Second paragraph of third chapter:

He parked the Vauxhall Victor in the small courtyard adjoining the guesthouse. Fitzpatrick had handed him the keys along with a roll of pound and ten shilling notes, telling him not to go mad on it.

A thriller set in and around Dublin in 1962. President Kennedy is coming; a series of brutal murders has eliminated several former Nazis who had been given unofficial asylum by the Irish government, specifically by the justice minister, Charles J. Haughey; and our protagonist, Irish military intelligence officer Albert Ryan, is brought in to protect former SS commander Otto Skorzeny, the most prominent of the fugitives. It turns out (this is hardly a big spoiler, given the theme and timing) that the Israelis are behind it.
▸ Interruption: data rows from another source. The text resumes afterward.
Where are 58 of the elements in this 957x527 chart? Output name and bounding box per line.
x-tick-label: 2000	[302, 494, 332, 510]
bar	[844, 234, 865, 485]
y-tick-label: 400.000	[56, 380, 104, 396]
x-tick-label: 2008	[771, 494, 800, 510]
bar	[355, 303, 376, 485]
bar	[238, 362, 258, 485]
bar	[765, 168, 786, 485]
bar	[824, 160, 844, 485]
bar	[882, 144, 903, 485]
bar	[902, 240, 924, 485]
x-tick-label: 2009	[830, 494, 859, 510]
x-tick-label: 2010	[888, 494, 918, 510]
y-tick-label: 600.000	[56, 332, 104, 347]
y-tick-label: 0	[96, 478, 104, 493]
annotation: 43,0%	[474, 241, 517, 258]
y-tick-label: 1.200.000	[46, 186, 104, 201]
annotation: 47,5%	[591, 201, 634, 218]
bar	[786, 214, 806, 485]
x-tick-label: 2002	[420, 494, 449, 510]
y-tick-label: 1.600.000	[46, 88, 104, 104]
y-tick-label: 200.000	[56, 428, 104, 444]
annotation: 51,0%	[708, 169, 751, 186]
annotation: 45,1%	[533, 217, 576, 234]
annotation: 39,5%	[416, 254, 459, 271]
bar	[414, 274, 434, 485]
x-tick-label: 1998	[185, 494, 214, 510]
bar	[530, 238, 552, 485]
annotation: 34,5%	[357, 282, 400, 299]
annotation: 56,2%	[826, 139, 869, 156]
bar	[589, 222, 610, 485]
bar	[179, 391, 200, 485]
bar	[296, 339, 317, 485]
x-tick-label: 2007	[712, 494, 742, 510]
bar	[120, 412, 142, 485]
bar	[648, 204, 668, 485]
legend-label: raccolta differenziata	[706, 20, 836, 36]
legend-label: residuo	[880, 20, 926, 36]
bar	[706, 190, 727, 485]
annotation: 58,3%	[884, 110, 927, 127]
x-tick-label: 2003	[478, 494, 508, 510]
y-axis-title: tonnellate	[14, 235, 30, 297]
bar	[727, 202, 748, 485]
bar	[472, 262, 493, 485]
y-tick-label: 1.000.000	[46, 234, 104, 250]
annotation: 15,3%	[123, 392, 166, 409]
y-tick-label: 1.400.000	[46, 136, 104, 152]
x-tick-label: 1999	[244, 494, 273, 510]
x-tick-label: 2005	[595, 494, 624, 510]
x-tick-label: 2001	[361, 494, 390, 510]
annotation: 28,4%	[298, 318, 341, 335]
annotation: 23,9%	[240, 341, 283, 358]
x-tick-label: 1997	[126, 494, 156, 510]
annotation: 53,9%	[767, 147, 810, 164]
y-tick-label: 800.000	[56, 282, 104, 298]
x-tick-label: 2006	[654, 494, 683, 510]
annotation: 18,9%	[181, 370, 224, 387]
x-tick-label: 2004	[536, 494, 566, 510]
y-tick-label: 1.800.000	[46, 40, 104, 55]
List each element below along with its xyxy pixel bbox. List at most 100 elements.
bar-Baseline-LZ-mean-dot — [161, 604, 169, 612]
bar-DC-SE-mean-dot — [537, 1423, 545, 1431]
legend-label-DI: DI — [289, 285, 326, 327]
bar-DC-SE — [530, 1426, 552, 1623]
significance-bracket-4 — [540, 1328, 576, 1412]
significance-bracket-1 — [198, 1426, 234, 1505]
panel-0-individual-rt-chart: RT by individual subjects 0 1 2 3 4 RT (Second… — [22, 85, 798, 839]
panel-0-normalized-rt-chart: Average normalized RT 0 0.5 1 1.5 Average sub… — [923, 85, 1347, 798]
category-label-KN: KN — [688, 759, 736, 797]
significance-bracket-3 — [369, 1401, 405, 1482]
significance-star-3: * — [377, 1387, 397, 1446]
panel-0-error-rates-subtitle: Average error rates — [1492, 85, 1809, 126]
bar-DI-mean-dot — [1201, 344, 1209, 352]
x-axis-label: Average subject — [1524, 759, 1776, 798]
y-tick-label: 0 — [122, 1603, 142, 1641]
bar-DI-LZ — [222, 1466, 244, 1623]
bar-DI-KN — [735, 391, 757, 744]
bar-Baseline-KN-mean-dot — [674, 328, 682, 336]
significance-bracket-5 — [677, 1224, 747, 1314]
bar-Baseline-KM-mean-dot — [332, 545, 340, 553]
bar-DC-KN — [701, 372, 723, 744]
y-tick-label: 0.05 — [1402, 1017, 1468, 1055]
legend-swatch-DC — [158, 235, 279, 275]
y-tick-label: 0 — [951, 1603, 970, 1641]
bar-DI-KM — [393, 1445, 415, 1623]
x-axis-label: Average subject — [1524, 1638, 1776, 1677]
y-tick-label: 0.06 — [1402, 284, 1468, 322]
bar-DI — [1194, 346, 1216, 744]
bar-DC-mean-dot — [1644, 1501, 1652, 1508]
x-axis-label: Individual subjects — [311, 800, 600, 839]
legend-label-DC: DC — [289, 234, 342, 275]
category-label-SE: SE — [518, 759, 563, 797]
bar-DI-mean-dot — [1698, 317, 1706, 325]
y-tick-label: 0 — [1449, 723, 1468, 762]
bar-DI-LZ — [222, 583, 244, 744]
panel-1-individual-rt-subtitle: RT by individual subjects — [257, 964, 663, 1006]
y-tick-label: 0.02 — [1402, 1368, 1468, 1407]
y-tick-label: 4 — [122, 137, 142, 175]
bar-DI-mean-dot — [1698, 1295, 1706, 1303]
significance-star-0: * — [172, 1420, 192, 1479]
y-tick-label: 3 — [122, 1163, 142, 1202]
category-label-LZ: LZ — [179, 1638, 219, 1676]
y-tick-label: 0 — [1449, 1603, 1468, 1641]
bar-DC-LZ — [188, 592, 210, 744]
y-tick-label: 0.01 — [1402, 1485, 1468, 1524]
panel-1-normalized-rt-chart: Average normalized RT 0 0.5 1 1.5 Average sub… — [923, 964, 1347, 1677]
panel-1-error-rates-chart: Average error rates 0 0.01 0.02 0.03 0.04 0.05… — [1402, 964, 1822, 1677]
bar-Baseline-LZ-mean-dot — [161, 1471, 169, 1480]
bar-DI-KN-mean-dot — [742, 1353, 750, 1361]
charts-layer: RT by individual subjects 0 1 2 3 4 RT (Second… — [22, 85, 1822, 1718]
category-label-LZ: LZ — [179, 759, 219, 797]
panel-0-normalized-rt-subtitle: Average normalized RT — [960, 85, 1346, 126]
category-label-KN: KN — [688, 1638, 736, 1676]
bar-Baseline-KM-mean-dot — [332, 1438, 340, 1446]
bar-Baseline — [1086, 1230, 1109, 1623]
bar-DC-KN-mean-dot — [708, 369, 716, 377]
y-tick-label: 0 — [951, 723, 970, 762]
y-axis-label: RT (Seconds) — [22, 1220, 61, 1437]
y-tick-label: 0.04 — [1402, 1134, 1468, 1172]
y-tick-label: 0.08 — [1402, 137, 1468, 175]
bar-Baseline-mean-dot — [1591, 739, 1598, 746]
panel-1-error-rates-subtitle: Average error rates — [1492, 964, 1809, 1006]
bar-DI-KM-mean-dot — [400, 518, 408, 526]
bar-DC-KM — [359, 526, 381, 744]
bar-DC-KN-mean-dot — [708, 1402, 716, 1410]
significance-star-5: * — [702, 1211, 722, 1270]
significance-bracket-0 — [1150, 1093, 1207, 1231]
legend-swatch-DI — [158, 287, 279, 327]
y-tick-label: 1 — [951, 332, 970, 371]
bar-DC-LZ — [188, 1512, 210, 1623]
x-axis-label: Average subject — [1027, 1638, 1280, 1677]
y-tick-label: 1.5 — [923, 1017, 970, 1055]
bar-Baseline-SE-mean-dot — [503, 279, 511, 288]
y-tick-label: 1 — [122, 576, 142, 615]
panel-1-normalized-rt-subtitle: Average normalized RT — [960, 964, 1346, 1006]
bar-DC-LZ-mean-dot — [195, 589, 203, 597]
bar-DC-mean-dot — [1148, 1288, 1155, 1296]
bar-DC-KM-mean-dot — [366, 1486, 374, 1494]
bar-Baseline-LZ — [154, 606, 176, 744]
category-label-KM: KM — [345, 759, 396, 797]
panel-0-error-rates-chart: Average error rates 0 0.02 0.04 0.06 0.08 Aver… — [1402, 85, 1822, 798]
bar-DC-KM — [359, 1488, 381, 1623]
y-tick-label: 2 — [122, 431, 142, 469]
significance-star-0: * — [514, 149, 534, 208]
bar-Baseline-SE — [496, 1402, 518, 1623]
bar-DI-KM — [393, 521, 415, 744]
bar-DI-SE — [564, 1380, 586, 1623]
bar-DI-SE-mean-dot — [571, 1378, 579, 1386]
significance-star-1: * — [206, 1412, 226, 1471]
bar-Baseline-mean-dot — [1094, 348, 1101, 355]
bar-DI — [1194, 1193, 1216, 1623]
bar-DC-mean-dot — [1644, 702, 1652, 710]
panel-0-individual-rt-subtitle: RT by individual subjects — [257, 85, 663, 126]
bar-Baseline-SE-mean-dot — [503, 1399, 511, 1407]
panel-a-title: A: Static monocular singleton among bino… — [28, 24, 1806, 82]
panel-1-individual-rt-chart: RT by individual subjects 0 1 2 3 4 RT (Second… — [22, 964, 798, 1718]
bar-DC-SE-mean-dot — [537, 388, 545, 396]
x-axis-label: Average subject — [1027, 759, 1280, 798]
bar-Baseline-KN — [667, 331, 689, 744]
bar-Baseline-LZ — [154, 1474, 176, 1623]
I feel rather ambivalent about the book. The violence is unrelenting, graphic and icky. Ryan as protagonist makes some very strange choices of allegiance, and it’s not clear what his motivation is. There’s a girl who performs the function of peril monkey. For all that, it’s exciting stuff, tautly written.

My other reservation is that Haughey is depicted as the sinister and corrupt bastard that he certainly became by the end of his career. But he was only 37 in 1962, and in his first real job as minister for justice, where he was an innovative and (relatively) liberal figure. I felt that his portrayal here was a bit lazy (as is the revelation that the Israelis are Behind It All).

Neville has written a lot more Irish crime fiction, and I might give some of his more contemporary stuff a try. I’m not sure why I bought this – it must have been an impulse. Anyway, you can get it here.

This was my top unread book acquired in 2018. Next on that pile is Living with the Gods, by Neil MacGregor.